Looks pretty convincing, eh? Unfortunately, the picture is a bit muddier if you look at an objective measure like creatine kinase in the blood (a marker of muscle damage), though there’s still a statistically significant effect in favour of ice baths:

Same goes for recovery of strength:

In the end, we’re still plagued by the fact that it’s impossible to placebo-control an ice bath study. The perceived soreness results do look encouraging, but it’s hard to rule out the effects of the fact that most of the subjects probably expected to feel better when they had the ice bath. By no means is the science settled here yet.
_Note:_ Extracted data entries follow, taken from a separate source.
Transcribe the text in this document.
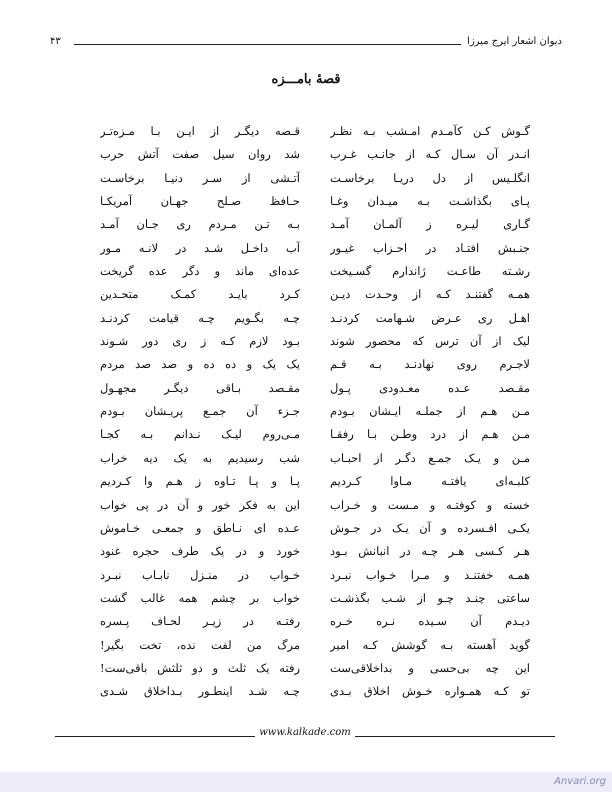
دیوان اشعار ایرج میرزا
۴۳
قصهٔ بامـــزه
گـوش کـن کآمـدم امـشب بـه نظـر
انـدر آن سـال کـه از جانـب غـرب
انگلـیس از دل دریـا برخاسـت
پـای بگذاشـت بـه میـدان وغـا
گـاری لیـره ز آلمـان آمـد
جنـبش افتـاد در احـزاب غیـور
رشـته طاعـت ژاندارم گسـیخت
همـه گفتنـد کـه از وحـدت دیـن
اهـل ری عـرض شـهامت کردنـد
لیک از آن ترس که محصور شوند
لاجـرم روی نهادنـد بـه قـم
مقـصد عـده معـدودی پـول
مـن هـم از جملـه ایـشان بـودم
مـن هـم از درد وطـن بـا رفقـا
مـن و یـک جمـع دگـر از احبـاب
کلبـه‌ای یافتـه مـاوا کـردیم
خسته و کوفتـه و مـست و خـراب
یکـی افـسرده و آن یـک در جـوش
هـر کـسی هـر چـه در انبانش بـود
همـه خفتنـد و مـرا خـواب نبـرد
ساعتی چنـد چـو از شـب بگذشـت
دیـدم آن سـیده نـره خـره
گوید آهسته بـه گوشش کـه امیر
این چه بی‌حسی و بداخلاقی‌ست
تو کـه همـواره خـوش اخلاق بـدی
قـصه دیگـر از ایـن بـا مـزه‌تـر
شد روان سیل صفت آتش حرب
آتـشی از سـر دنیـا برخاسـت
حـافظ صـلح جهـان آمریکـا
بـه تـن مـردم ری جـان آمـد
آب داخـل شـد در لانـه مـور
عده‌ای ماند و دگر عده گریخت
کـرد بایـد کمـک متحـدین
چـه بگـویم چـه قیامت کردنـد
بـود لازم کـه ز ری دور شـوند
یک یک و ده ده و صد صد مردم
مقـصد بـاقی دیگـر مجهـول
جـزء آن جمـع پریـشان بـودم
مـی‌روم لیـک نـدانم بـه کجـا
شب رسیدیم به یک دیه خراب
پـا و پـا تـاوه ز هـم وا کـردیم
این به فکر خور و آن در پی خواب
عـده ای نـاطق و جمعـی خـاموش
خورد و در یک طرف حجره غنود
خـواب در منـزل نابـاب نبـرد
خواب بر چشم همه غالب گشت
رفتـه در زیـر لحـاف پـسره
مرگ من لفت نده، تخت بگیر!
رفته یک ثلث و دو ثلثش باقی‌ست!
چـه شـد اینطـور بـداخلاق شـدی
www.kalkade.com
Anvari.org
Which brings us to another point that’s currently being hotly debated in scientific and athlete circles (as commenter Rich pointed out last time I blogged about ice baths): If inflammation is part of the body’s adaption response to stress, and ice baths reduce inflammation, does that mean ice baths reduce your adaption to hard training? Interestingly, the lead author of the current study, Jonathan Leeder of the English Institute of Sport, commented on this question in an EIS press release last year:

“There’s evidence to suggest that if you constantly decrease the stress in training that the body won’t adapt, so long term use of a recovery technique, such as an ice bath, should be reviewed to avoid any detrimental effects on performance and to ensure that these techniques have their biggest impact when needed during competition” [Leeder] adds.

But is there really evidence to back this hypothesis up? Here’s what Leeder and his co-authors say in the peer-reviewed BJSM:

It has, however, been suggested that the inflammatory response is critical for optimal repair of damaged tissue. Although the mechanisms of training adaptation are not fully understood, it may be detrimental to reduce the commonly accepted damage-repair-adaptation model by diminishing the inflammatory response; however, there is a lack of evidence to support this. This raises the question of whether frequent or habitual use of strategies designed to reduce inflammatory responses can be detrimental for elite athlete adaptation to training.

So that’s where we’re at: no one really knows whether repeated ice baths have a practically significant effect on reducing adaption to training. From what I understand, the English Institute of Sport has been advising its athletes to avoid ice baths after routine sessions during heavy training phases, but to incorporate them during tapering and competition. In other words, periodize your recovery protocols so that you maximize adaption during training periods and maximize recovery during competition periods. Does this work? Maybe we’ll find out at next year’s Olympics!